The validation of the DETECTR assay's specificity for T. gondii detection was performed by analyzing the DNA of Plasmodium, C. parvum, and Babesia, which are parasites that are either similar in development to T. gondii (C. parvum) or can be present in blood samples (Plasmodium, Babesia). Notably, all results were negative for these parasites, with the exception of T. gondii, confirming the high specificity of the DETECTR assay for T. gondii detection.
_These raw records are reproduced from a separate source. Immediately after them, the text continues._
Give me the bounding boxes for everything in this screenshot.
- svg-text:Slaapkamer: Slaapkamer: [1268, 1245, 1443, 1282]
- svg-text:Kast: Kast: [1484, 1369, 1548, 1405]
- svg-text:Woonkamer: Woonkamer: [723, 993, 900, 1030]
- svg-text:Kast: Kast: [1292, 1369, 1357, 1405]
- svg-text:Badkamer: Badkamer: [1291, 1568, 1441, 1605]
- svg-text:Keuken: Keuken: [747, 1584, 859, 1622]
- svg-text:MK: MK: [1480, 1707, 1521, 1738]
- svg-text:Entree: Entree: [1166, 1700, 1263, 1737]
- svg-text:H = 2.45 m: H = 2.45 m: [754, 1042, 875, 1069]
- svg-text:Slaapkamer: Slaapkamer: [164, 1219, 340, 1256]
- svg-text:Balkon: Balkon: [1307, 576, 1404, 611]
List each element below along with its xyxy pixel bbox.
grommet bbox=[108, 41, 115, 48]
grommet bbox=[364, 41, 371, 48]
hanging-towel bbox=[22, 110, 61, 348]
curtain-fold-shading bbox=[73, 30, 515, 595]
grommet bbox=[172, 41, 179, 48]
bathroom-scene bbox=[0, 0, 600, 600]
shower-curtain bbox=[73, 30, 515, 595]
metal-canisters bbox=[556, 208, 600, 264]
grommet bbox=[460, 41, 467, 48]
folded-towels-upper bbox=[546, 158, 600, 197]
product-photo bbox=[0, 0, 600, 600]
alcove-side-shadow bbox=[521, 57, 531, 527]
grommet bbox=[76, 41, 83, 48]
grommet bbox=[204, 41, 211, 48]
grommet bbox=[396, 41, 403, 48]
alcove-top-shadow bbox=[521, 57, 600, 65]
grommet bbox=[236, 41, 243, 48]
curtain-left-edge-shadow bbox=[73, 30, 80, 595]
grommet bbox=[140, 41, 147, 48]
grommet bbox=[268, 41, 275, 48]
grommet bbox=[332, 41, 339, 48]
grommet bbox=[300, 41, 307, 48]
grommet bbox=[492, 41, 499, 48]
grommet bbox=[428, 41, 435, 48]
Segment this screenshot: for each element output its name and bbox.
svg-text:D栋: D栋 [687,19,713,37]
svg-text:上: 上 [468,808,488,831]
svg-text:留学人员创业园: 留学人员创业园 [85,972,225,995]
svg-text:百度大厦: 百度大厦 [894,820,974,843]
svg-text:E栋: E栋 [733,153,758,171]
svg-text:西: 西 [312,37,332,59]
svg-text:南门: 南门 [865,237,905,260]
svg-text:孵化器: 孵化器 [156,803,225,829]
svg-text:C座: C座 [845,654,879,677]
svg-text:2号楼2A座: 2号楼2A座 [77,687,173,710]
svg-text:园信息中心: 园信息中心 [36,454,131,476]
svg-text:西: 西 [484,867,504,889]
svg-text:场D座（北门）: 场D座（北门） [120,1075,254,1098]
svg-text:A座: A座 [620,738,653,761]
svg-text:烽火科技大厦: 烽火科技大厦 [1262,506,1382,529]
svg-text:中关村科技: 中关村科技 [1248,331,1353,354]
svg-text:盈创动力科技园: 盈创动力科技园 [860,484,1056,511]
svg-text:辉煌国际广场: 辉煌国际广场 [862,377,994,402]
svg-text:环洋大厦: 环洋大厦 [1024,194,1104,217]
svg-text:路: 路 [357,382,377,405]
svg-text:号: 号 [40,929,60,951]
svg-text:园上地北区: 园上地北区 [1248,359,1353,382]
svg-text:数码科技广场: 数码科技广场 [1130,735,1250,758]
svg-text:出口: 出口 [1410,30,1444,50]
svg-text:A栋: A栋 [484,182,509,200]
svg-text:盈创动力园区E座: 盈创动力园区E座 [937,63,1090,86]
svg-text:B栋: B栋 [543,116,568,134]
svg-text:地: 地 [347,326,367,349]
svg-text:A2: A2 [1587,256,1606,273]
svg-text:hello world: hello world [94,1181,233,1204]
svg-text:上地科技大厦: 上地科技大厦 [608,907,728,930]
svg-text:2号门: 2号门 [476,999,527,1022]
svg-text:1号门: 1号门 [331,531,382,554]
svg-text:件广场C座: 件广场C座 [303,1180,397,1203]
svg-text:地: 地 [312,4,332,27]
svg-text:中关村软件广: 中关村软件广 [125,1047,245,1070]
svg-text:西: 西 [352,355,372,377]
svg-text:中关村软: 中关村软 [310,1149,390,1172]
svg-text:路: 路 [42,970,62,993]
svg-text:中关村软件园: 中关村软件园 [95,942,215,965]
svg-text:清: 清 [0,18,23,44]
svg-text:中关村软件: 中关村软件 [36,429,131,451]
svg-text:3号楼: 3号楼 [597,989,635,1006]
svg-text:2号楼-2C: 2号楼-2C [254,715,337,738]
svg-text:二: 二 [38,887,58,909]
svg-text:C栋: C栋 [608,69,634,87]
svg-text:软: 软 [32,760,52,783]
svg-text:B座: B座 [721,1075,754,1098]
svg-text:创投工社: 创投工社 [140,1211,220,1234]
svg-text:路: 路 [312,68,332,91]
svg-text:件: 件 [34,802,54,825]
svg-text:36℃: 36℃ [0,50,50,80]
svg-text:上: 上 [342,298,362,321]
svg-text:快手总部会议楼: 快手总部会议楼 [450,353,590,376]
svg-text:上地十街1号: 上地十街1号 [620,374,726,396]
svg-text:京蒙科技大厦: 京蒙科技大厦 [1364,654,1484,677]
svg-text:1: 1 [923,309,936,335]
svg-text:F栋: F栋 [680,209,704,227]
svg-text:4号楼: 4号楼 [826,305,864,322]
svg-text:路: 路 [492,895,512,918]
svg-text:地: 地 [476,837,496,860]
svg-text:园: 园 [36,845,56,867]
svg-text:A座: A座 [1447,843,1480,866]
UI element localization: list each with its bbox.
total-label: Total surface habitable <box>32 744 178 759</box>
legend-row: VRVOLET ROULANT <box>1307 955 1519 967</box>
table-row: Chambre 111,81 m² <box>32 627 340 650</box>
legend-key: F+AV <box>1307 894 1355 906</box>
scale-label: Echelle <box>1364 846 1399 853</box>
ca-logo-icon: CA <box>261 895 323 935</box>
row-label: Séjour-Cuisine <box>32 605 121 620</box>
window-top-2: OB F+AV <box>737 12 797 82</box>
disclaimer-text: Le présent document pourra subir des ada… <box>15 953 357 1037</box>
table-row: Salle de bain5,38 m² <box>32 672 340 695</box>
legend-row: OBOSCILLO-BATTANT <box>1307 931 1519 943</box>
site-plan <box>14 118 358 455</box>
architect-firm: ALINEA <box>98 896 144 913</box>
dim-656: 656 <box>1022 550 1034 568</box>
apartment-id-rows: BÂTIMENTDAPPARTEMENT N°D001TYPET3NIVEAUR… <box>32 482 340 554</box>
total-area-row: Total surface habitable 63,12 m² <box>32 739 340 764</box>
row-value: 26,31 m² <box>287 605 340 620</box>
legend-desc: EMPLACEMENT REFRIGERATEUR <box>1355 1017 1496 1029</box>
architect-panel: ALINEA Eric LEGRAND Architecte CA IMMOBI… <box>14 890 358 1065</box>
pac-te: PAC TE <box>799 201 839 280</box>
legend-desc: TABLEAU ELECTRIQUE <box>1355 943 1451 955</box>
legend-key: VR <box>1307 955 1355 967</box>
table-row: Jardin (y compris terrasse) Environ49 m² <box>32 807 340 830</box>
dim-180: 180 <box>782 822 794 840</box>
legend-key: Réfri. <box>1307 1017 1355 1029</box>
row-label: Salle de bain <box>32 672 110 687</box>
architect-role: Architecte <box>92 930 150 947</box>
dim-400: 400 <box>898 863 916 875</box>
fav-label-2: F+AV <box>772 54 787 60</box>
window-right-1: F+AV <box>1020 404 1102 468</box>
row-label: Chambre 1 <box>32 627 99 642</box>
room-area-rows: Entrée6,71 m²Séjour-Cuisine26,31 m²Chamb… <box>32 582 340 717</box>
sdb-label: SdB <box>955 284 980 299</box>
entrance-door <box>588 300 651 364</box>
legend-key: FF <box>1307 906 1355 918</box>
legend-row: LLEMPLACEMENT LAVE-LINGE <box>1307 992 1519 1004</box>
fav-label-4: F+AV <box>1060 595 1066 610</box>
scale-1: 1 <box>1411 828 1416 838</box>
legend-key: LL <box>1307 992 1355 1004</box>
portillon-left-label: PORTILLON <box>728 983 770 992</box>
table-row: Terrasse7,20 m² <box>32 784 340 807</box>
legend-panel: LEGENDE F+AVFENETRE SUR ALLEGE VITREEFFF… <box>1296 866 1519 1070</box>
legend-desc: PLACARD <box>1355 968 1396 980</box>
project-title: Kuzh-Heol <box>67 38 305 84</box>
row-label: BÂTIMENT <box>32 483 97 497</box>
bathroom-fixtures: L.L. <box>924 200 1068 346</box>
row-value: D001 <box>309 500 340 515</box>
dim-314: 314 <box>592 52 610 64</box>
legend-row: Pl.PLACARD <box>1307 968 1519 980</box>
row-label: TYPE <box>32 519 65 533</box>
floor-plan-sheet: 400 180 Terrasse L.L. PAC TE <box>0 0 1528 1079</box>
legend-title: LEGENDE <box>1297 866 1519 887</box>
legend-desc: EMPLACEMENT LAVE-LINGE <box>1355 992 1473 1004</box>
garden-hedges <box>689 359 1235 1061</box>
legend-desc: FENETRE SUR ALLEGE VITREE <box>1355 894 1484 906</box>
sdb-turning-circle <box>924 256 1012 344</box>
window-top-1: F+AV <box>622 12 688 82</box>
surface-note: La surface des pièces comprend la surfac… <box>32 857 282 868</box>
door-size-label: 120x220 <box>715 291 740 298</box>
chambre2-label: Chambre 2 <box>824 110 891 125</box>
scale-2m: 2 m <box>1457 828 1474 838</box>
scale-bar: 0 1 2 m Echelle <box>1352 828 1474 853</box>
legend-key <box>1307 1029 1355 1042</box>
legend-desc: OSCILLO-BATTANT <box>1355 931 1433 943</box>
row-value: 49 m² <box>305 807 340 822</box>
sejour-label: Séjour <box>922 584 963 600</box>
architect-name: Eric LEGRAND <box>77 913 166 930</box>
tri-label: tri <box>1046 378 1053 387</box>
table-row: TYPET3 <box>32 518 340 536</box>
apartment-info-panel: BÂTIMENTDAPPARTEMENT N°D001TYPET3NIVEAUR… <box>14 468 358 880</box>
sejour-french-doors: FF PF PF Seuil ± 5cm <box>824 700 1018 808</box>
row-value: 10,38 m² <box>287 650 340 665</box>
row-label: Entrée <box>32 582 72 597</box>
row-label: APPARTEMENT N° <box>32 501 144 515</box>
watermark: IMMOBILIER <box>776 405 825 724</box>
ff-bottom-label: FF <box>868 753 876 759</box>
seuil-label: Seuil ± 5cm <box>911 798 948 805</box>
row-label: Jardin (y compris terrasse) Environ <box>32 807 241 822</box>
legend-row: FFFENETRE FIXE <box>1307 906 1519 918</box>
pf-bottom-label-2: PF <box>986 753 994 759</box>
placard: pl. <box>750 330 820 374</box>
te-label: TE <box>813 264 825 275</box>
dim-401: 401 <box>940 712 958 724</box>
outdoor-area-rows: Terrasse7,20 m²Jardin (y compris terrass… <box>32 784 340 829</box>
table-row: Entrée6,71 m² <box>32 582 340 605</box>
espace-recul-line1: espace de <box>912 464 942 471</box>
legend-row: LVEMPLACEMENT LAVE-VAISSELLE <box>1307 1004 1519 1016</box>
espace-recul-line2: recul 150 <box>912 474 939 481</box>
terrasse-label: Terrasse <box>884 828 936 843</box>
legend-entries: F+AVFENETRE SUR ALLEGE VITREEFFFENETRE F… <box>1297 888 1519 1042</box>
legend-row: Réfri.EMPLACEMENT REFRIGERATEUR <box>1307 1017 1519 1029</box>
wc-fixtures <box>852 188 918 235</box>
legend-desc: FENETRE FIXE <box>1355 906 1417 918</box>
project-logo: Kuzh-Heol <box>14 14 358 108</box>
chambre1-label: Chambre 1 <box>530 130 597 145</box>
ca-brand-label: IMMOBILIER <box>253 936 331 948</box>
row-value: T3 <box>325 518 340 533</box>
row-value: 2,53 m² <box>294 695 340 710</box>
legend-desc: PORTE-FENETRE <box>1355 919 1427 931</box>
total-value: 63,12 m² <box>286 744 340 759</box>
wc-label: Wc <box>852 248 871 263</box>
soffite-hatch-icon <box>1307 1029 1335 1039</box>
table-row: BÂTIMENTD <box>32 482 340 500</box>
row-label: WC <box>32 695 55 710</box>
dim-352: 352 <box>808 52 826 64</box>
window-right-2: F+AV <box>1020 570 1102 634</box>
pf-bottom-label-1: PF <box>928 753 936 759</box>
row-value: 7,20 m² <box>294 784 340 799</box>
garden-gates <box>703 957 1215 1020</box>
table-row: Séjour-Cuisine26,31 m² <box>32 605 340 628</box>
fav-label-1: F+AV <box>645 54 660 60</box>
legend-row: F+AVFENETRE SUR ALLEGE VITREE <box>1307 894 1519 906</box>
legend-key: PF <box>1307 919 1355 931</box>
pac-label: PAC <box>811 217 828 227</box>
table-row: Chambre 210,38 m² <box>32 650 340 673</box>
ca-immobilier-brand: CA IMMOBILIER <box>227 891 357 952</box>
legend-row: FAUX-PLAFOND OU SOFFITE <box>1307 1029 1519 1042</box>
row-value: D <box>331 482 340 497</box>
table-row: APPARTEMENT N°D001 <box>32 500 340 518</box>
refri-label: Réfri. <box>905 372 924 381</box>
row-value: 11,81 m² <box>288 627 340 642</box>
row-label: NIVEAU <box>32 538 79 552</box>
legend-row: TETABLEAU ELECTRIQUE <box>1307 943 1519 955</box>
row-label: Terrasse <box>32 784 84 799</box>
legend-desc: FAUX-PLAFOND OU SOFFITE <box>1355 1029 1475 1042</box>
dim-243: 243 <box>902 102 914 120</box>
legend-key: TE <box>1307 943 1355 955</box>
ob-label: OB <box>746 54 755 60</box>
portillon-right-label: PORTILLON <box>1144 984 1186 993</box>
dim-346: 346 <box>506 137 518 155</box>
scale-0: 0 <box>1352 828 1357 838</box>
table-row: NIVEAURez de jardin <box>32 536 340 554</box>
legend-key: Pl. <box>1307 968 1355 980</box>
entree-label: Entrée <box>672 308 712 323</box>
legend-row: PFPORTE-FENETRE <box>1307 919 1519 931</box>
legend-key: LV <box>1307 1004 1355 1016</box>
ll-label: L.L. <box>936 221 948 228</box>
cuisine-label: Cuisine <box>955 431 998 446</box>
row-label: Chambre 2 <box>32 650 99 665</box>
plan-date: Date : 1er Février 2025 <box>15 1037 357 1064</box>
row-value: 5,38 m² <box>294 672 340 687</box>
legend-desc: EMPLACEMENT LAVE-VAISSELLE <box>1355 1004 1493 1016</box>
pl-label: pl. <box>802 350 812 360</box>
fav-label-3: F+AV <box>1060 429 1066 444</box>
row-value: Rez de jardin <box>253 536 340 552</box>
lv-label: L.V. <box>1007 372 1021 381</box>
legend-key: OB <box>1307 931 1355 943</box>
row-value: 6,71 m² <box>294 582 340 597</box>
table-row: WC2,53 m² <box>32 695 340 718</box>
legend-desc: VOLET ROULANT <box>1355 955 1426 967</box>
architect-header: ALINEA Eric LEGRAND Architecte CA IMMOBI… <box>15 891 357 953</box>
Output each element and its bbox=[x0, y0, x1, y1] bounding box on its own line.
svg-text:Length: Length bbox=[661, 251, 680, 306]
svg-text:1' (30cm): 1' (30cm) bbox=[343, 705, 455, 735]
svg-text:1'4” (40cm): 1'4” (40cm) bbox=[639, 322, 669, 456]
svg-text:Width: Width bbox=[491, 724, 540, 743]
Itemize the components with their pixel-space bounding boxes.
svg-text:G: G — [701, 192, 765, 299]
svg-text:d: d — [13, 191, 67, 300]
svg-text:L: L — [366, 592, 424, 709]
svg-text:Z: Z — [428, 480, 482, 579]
In summary, DETECTR is a straightforward and speedy method for detecting T. gondii that can be applied to various settings with limited resources. In addition to the detection of infected animals, the detection of T. gondii DNA in the environment can also be performed, which has great potential as an alternative to current detection methods. In addition to the above advantages, DETECTR has some limitations in the DNA extraction stage. CRISPR-based nucleic acid detection systems have been demonstrated to be compatible with methods that rapidly expose nucleic acids, such as heating or chemical lysis [32]. Therefore, the subsequent research has focused on developing techniques to quickly release T. gondii DNA from samples without affecting detection sensitivity, thus further shortening the detection time. Because differential genes exist between T. gondii strains [33], leading to variations in virulence and pathogenicity, current typing methods rely on sequencing and some PCR-derived techniques [34, 35]. Strain-specific sgRNAs can be designed for CRISPR targeting, which can be particularly beneficial for identifying and typing T. gondii genes. In addition to its usefulness in detecting T. gondii, DETECTR technology holds great promise for broader applications in T. gondii research.